Monday, September 14, 2009

Jumble of thoughts

Feeling a little overwhelmed lately.

I should be:

Model thin already - after all my baby is two months old.

The perfect mother - no yelling, no getting frustrated when I get asked the same question over and over again. My three year old should be a genius. He should be reading and writing books by this point. Or at the very least be able to write his own name. My baby should be on a schedule and sleeping through the night.

A better wife - no nagging, no resentment. I should tell my husband how much I appreciate him going to work everyday to support us. I should cook his favourite foods and iron his shirts and know everything that is going on in his workplace.

A better Christian - we should be attending church every Sunday, (this is the plan but it often doesn't happen) teaching Sunday school and be involved in numerous groups. I should be praising God, not questioning, and not angry.

A healthy person - cooking nutritious meals, getting all the food groups in. No processed foods - just local, organic homemade food.

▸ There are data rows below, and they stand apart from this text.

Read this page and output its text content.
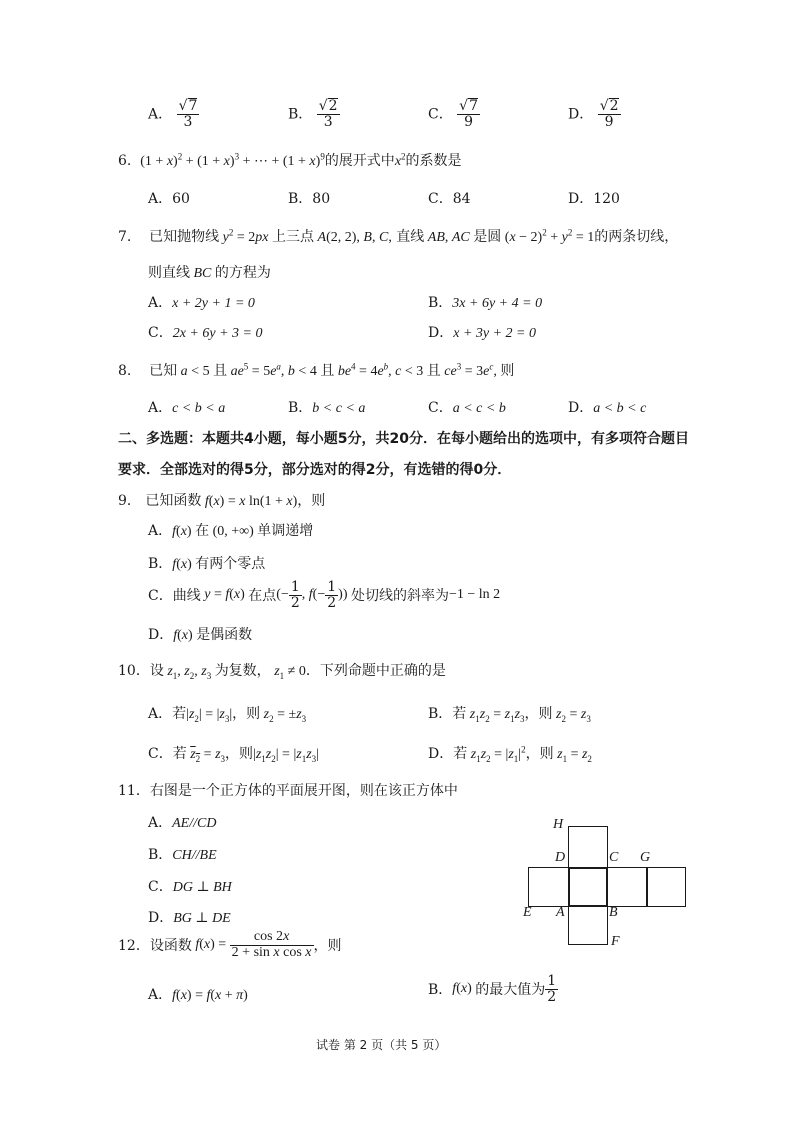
A． $\frac{√7}{3}$	B． $\frac{√2}{3}$	C． $\frac{√7}{9}$	D． $\frac{√2}{9}$
6. $(1 + x)^2 + (1 + x)^3$ + ⋯ + $(1 + x)^9$的展开式中$x^2$的系数是
A．60	B．80	C．84	D．120
7. 已知抛物线 $y^2 = 2px$ 上三点 A(2, 2), B, C, 直线 AB, AC 是圆 $(x - 2)^2 + y^2 = 1$的两条切线，
则直线 BC 的方程为
A．x + 2y + 1 = 0	B．3x + 6y + 4 = 0
C．2x + 6y + 3 = 0	D．x + 3y + 2 = 0
8. 已知 a < 5 且 $ae^5 = 5e^a$, b < 4 且 $be^4 = 4e^b$, c < 3 且 $ce^3 = 3e^c$, 则
A．c < b < a	B．b < c < a	C．a < c < b	D．a < b < c
二、多选题：本题共4小题，每小题5分，共20分．在每小题给出的选项中，有多项符合题目
要求．全部选对的得5分，部分选对的得2分，有选错的得0分．
9． 已知函数 f(x) = x ln(1 + x)，则
A．f(x) 在 (0, +∞) 单调递增
B．f(x) 有两个零点
C．曲线 y = f(x) 在点(− $\frac{1}{2}$ , $f(- \frac{1}{2}$ )) 处切线的斜率为−1 − ln 2
D．f(x) 是偶函数
10．设 $z_1$, $z_2$, $z_3$ 为复数， $z_1 \ne 0$．下列命题中正确的是
A．若$|z_2| = |z_3|$，则 $z_2 = \pm z_3$	B．若 $z_1z_2 = z_1z_3$，则 $z_2 = z_3$
C．若 $z_2 = z_3$，则$|z_1z_2| = |z_1z_3|$	D．若 $z_1z_2 = |z_1|^2$，则 $z_1 = z_2$
11．右图是一个正方体的平面展开图，则在该正方体中
A．AE//CD
B．CH//BE
C．DG ⊥ BH
D．BG ⊥ DE
H
D	C G
E A	B
F
12．设函数 $f(x) = \frac{\cos 2x}{\text{2 + sin x cos x}}$ ，则
A．f(x) = f(x + π)	B．f(x) 的最大值为 $\frac{1}{2}$
试卷 第 2 页（共 5 页）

Taking pictures of my kids daily and documenting everything that they do. Then scrapbooking it all.

Keeping my house clean. And not just regular clean but environmentally clean. No toxins or chemicals - everything I use should be safe and not cause cancer.

My house should be in perfect order - after all I am home all day long. Laundry should be put away and all areas should be dust and clutter free.

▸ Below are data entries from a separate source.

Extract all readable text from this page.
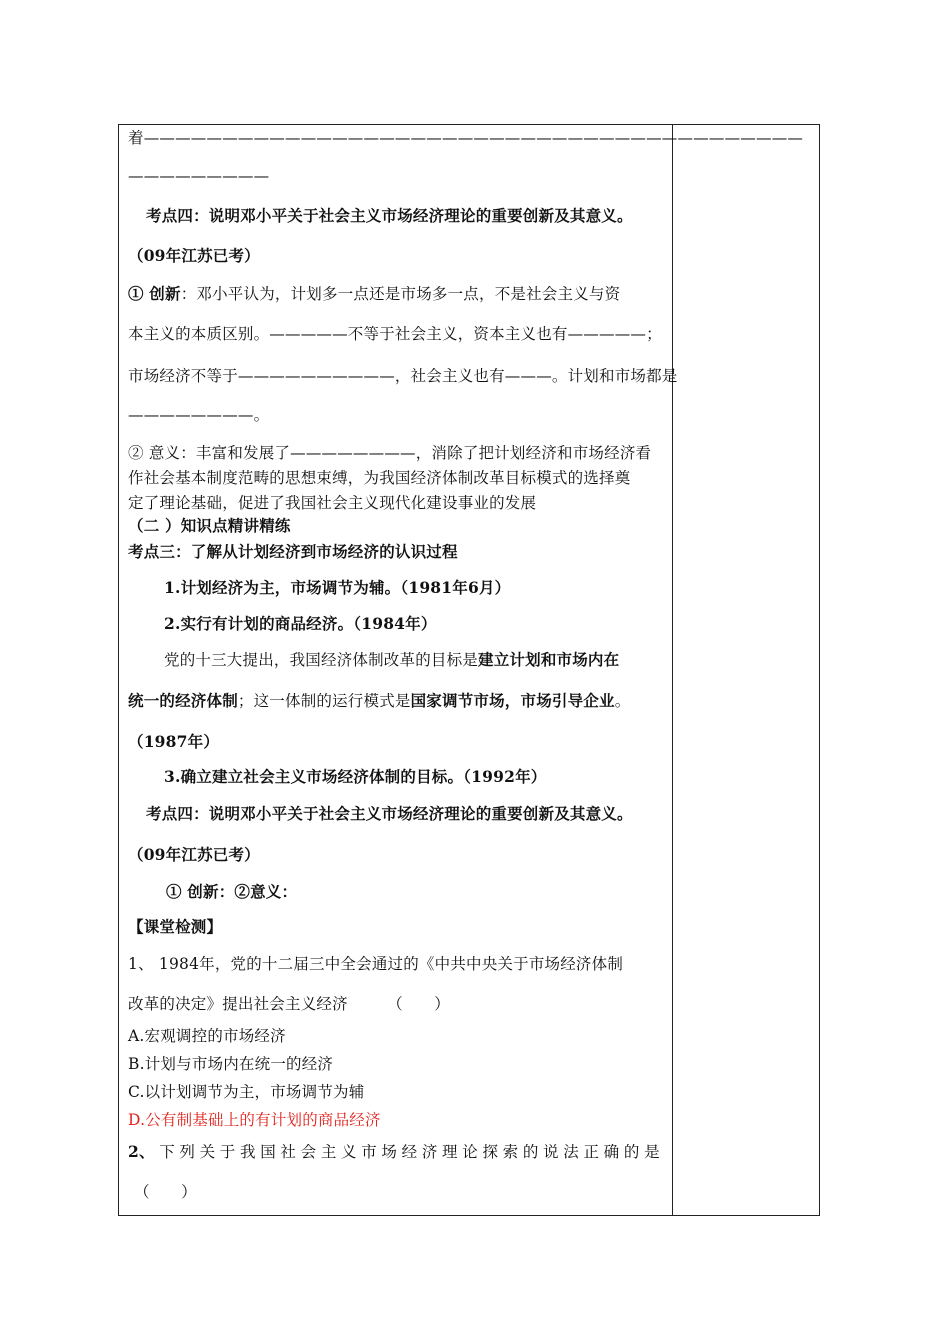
着——————————————————————————————————————————
—————————
考点四：说明邓小平关于社会主义市场经济理论的重要创新及其意义。
（09年江苏已考）
① 创新：邓小平认为，计划多一点还是市场多一点，不是社会主义与资
本主义的本质区别。—————不等于社会主义，资本主义也有—————；
市场经济不等于——————————，社会主义也有———。计划和市场都是
————————。
② 意义：丰富和发展了————————，消除了把计划经济和市场经济看
作社会基本制度范畴的思想束缚，为我国经济体制改革目标模式的选择奠
定了理论基础，促进了我国社会主义现代化建设事业的发展
（二 ）知识点精讲精练
考点三：了解从计划经济到市场经济的认识过程
1.计划经济为主，市场调节为辅。（1981年6月）
2.实行有计划的商品经济。（1984年）
党的十三大提出，我国经济体制改革的目标是建立计划和市场内在
统一的经济体制；这一体制的运行模式是国家调节市场，市场引导企业。
（1987年）
3.确立建立社会主义市场经济体制的目标。（1992年）
考点四：说明邓小平关于社会主义市场经济理论的重要创新及其意义。
（09年江苏已考）
① 创新：②意义：
【课堂检测】
1、 1984年，党的十二届三中全会通过的《中共中央关于市场经济体制
改革的决定》提出社会主义经济　　　（　　）
A.宏观调控的市场经济
B.计划与市场内在统一的经济
C.以计划调节为主，市场调节为辅
D.公有制基础上的有计划的商品经济
2、 下 列 关 于 我 国 社 会 主 义 市 场 经 济 理 论 探 索 的 说 法 正 确 的 是
（　　）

I am not any of these things. And striving right now is driving me crazy and only making me more grumpy and less of a good person. I know I will be a better mother and wife if I just relax a bit and not stress about the little things but it is hard when you are bombarded everyday by ads and tv shows telling you that you can have it all.I love my life - I really do. I know how blessed I am, but lately I just feel like I can't keep up. I do not know how people do it.

3 comments:

  1. This comment has been removed by a blog administrator.

    ReplyDelete
  2. Oh Dana, I don't think anyone lives up to that! I know how you feel though, and I have those days too. I don't want to sound like I'm giving trite advice, but I find having the TV off helps. A lot. And just taking a step backward and asking what Jesus requires of me, rather than what the world thinks I should live up to.

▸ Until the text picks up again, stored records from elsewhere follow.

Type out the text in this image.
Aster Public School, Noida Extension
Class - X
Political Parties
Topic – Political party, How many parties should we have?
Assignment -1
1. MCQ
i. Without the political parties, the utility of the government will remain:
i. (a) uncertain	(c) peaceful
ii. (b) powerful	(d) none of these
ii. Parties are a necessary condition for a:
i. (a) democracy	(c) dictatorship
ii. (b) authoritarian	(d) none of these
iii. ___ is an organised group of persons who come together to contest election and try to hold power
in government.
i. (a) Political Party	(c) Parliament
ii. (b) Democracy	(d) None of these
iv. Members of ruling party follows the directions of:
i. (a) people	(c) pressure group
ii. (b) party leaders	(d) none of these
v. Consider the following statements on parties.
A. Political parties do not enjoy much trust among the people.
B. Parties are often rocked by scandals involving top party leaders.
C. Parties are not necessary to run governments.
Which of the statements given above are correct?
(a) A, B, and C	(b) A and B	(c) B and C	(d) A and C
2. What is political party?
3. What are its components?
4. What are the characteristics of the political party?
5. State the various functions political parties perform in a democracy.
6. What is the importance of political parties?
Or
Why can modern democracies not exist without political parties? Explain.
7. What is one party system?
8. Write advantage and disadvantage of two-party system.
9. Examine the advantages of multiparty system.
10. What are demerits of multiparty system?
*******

    And no one is model thin, especially those who just had a baby two months ago :)

    So nice to see you blogging again. You're a great writer and reading your thoughts is a great window into who you are. And I like who you are, jumbled thoughts included.

    ReplyDelete
  3. hmm...sounds like you are a human being. Hope actually reading this very demanding list of expectations you have of yourself inspires you to be kinder to yourself. I cannot imagine you having expectations like this of others, so maybe you can give yourself a break.

    And as to the model-thin, well - I think you know how I feel about that. You are such a beautiful woman...and I'm not just talkin' inner beauty! I wish for you only happy feelings about your body.